The ruling is the final regulatory hurdle for the project that has been long-delayed by legal challenges. Bold Nebraska is among the groups opposed to the pipeline, and founder Jane Kleeb said this will be a crucial decision for property rights and clean water.

"Nebraska has always been, and I think will always be, the last holdout on this pipeline,” Kleeb said. "You know, if it wasn't for Nebraska, this pipe would have been buried a long time ago, but the farmers and the ranchers and the Nebraska tribes have really stood strong on their property rights and their sovereign rights."

Supporters contend the pipeline will generate jobs and provide economic benefits. The commission must decide if the pipeline is in the public interest of Nebraskans.

As it connects oil sands in Canada to U.S. refineries, the $8 billion pipeline would cut through the Nebraska Sand Hills and Niobrara River Valley. Kleeb said there’s too much at risk.
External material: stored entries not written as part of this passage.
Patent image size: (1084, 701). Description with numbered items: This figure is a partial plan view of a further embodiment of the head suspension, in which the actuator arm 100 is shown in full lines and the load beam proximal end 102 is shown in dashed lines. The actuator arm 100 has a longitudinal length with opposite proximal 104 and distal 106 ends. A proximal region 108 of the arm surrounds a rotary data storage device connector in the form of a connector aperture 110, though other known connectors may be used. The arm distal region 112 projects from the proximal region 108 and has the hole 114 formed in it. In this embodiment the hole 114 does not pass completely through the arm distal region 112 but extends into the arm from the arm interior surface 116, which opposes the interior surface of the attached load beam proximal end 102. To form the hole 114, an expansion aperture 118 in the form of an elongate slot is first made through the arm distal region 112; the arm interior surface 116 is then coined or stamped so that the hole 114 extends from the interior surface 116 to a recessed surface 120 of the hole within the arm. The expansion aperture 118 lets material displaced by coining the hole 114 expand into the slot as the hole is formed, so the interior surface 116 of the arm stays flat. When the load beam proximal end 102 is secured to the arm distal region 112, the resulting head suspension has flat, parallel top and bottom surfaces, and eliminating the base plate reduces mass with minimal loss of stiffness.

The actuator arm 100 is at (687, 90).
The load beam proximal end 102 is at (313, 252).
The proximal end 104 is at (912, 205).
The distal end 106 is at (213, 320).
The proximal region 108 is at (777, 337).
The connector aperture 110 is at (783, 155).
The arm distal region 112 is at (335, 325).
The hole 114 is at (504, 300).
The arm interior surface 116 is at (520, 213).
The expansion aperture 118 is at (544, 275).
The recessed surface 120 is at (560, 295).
"The pipeline route also goes through the Ogallala Aquifer. And we're really concerned about the shallow parts of the aquifer in the Sand Hills, since the Sand Hills really acts like a sponge, replenishing water for the aquifer for all of us to use,” she said. “And so a spill in that area would be devastating for our water supply."

She said the state and the country need to move toward renewable sources of energy. That's why opponents have been constructing solar panels inside the pipeline's route.

"We did that to really show the energy that we want to see built in our state that protects our land and water,” Kleeb said. "And it would be a source of creative civil disobedience if the pipeline were to get permitted; you would see thousands of people surrounding those solar panels because they would have to tear them down in order to put their pipeline in."

No matter what the commission decides, the ruling can be appealed and other legal challenges could follow.